Elektrolyse-fabrieken die uitsluitend gebruik maken van groene elektriciteitsoverschotten zijn moeilijk te realiseren. Wegens de beperktheid van deze overschotten functioneren dergelijke fabrieken voor het grootste deel van de tijd niet of nauwelijks, waarmee ze lastig winstgevend te maken zijn.[3] In 2019 lijkt elektrolyse bovendien niet in aanmerking te komen voor SDE subsidie.[4] Om die reden denkt men bij groene waterstof uit elektrolyse voornamelijk aan twee soorten toepassingen. Zoals het tijdelijk al dan niet gedeeltelijk vervangen van uit aardgas geproduceerde waterstof in productieprocessen waar grijze waterstof een belangrijke grondstof is, zoals de productie van kunstmest. Als tweede kunnen er overschotten ontstaan aan duurzaam opgewekte elektriciteit op het elektriciteitsnet, bijvoorbeeld wanneer het hard waait en de stroomvraag laag ligt. Op deze momenten zouden de overschotten aan energie ingezet kunnen worden om met elektrolyse waterstof te produceren. De groene waterstof functioneert zo als een opslagmedium van (een deel van) energie die anders ongebruikt verloren zou zijn gegaan.

Omdat men tijdens de elektrolyse minstens 35% van de gebruikte energie verliest (de meest efficiënte methode levert 65% van de gebruikte energie op in de vorm van waterstof), heeft het de voorkeur om de duurzame elektriciteit direct toe te passen waar mogelijk.[5]

Een rapport van Transport & Environment uit 2023 twijfelt overigens aan de economische leefbaarheid van elektrolyse in dit verband.[6]

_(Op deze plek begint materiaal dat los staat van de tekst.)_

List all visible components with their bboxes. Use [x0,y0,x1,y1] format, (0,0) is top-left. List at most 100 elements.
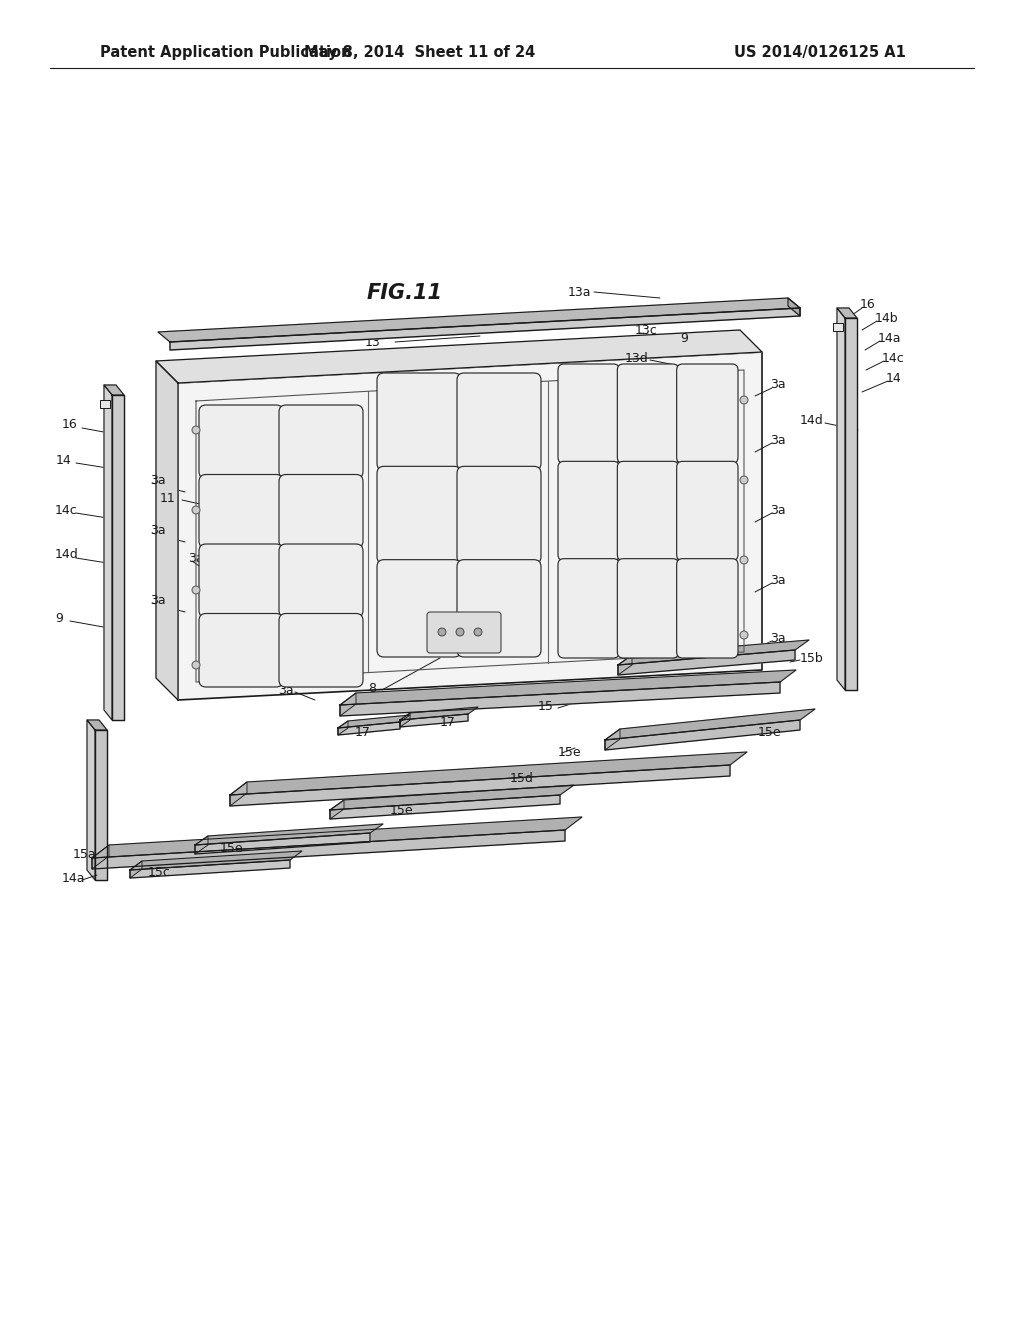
Polygon shape [605,719,800,750]
Text: 15b: 15b [800,652,823,664]
Polygon shape [330,795,560,818]
Text: 3: 3 [663,375,671,388]
FancyBboxPatch shape [279,474,362,548]
Polygon shape [605,729,620,750]
Polygon shape [195,824,383,845]
Polygon shape [104,385,112,719]
FancyBboxPatch shape [558,558,620,657]
Text: 7: 7 [618,424,626,437]
Polygon shape [605,709,815,741]
FancyBboxPatch shape [427,612,501,653]
Bar [100,400,110,408]
FancyBboxPatch shape [199,544,283,618]
Circle shape [193,586,200,594]
FancyBboxPatch shape [677,558,738,657]
Text: 11: 11 [650,366,666,379]
FancyBboxPatch shape [377,560,461,657]
Circle shape [740,477,748,484]
Polygon shape [178,352,762,700]
Polygon shape [788,298,800,315]
Text: 15e: 15e [758,726,781,738]
Text: 3a: 3a [258,661,273,675]
Polygon shape [618,655,632,675]
FancyBboxPatch shape [377,466,461,564]
Circle shape [740,631,748,639]
Text: 10: 10 [630,441,646,454]
Circle shape [193,661,200,669]
FancyBboxPatch shape [457,466,541,564]
FancyBboxPatch shape [617,558,679,657]
Text: Patent Application Publication: Patent Application Publication [100,45,351,59]
Text: 14d: 14d [55,549,79,561]
Polygon shape [195,833,370,854]
Text: 3a: 3a [770,631,785,644]
Text: US 2014/0126125 A1: US 2014/0126125 A1 [734,45,906,59]
Polygon shape [400,713,410,727]
FancyBboxPatch shape [279,614,362,686]
Text: 3a: 3a [770,573,785,586]
Polygon shape [338,722,400,735]
Polygon shape [92,830,565,869]
Polygon shape [837,308,845,690]
Polygon shape [95,730,106,880]
Text: 15e: 15e [390,804,414,817]
Polygon shape [104,385,124,395]
Text: 8: 8 [368,681,376,694]
Text: FIG.11: FIG.11 [367,282,443,304]
Polygon shape [340,671,796,705]
FancyBboxPatch shape [457,374,541,470]
Polygon shape [130,861,142,878]
Text: 16: 16 [860,298,876,312]
Text: 3a: 3a [150,474,166,487]
Text: 17: 17 [440,715,456,729]
Text: 14a: 14a [878,331,901,345]
FancyBboxPatch shape [558,461,620,561]
Text: 3a: 3a [188,552,204,565]
FancyBboxPatch shape [279,544,362,618]
Polygon shape [618,649,795,675]
FancyBboxPatch shape [279,405,362,479]
Polygon shape [400,714,468,727]
Circle shape [740,556,748,564]
Polygon shape [618,640,809,665]
Polygon shape [130,851,302,870]
Text: 13a: 13a [568,285,592,298]
FancyBboxPatch shape [677,461,738,561]
Text: 3a: 3a [278,684,294,697]
Bar [833,323,843,331]
Text: 13d: 13d [625,351,649,364]
Polygon shape [340,682,780,715]
Text: 6: 6 [598,408,606,421]
Text: 3a: 3a [150,594,166,606]
Text: 14c: 14c [55,503,78,516]
Polygon shape [158,298,800,342]
Text: 13c: 13c [635,323,657,337]
Text: 15a: 15a [73,849,96,862]
Polygon shape [230,766,730,807]
Polygon shape [338,715,410,729]
Polygon shape [340,693,356,715]
Polygon shape [87,719,95,880]
FancyBboxPatch shape [377,374,461,470]
Polygon shape [87,719,106,730]
Polygon shape [112,395,124,719]
Text: 3a: 3a [770,433,785,446]
Text: 15d: 15d [510,771,534,784]
Polygon shape [400,708,478,719]
Text: 14b: 14b [874,312,899,325]
Text: 17: 17 [355,726,371,738]
Polygon shape [837,308,857,318]
Circle shape [438,628,446,636]
Text: May 8, 2014  Sheet 11 of 24: May 8, 2014 Sheet 11 of 24 [304,45,536,59]
Circle shape [193,426,200,434]
Text: 3a: 3a [150,524,166,536]
Circle shape [193,506,200,513]
Text: 14d: 14d [800,413,823,426]
Text: 4: 4 [635,392,643,404]
Polygon shape [92,817,582,858]
Text: 9: 9 [55,611,62,624]
Polygon shape [92,845,109,869]
Polygon shape [195,836,208,854]
Text: 15: 15 [538,700,554,713]
Polygon shape [338,721,348,735]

Groene waterstof uit biomassa

[bewerken | brontekst bewerken]

Behalve uit fossiele brandstoffen of water kan waterstof ook uit biomassa worden gewonnen.[7] Er bestaan bijvoorbeeld biochemische methoden waarbij bacteriën biomassa omzetten in groene waterstof.[8] Daarnaast kan groen gas en syngas dat wordt geproduceerd met biomassa als bron dienen voor groene waterstof. Na vergassing wordt de water-gas-shift-reactie toegepast. De samenstelling van groen gas is vergelijkbaar met aardgas, zodat dit type gas direct kan worden ingevoerd in de huidige infrastructuur voor waterstofproductie uit gas.[9] De energie-efficiëntie van de productie hangt samen met het type biomassa dat wordt gebruikt.[10] Een voordeel ten opzichte van elektrolyse is dat de restwarmte die vrijkomt bij de winning van groene waterstof uit groen gas, ook nuttig kan worden ingezet. Daarmee kan de energie-efficiëntie van het proces sterk worden verhoogd.

Net als bij waterstof uit fossiele brandstoffen blijven er na scheiding van de waterstof uit groen gas koolstoffen (koolstofmonoxide, koolstofdioxide (CO2)) over. Als deze niet worden afgevangen komen deze in de atmosfeer terecht. Deze CO2 verschilt echter van de CO2 uit fossiele brandstoffen, omdat deze pas relatief kort geleden door de biomassa aan de atmosfeer is onttrokken. Als de biomassa-bron in dezelfde hoeveelheid wordt aangevuld (zoals het aanplanten van nieuwe bomen), dan wordt de uitgestoten CO2 binnen een bepaalde tijd weer opgenomen, zodat de totale hoeveelheid CO2 in deze kringloop gelijk blijft. Bij juist gebruik is biomassa daarom CO2-neutraal.

Wanneer de CO2 die vrijkomt bij waterstofwinning uit biomassa wordt afgevangen, voor gebruik in de industrie of om op te slaan (BECCS), kunnen er negatieve emissies gerealiseerd worden.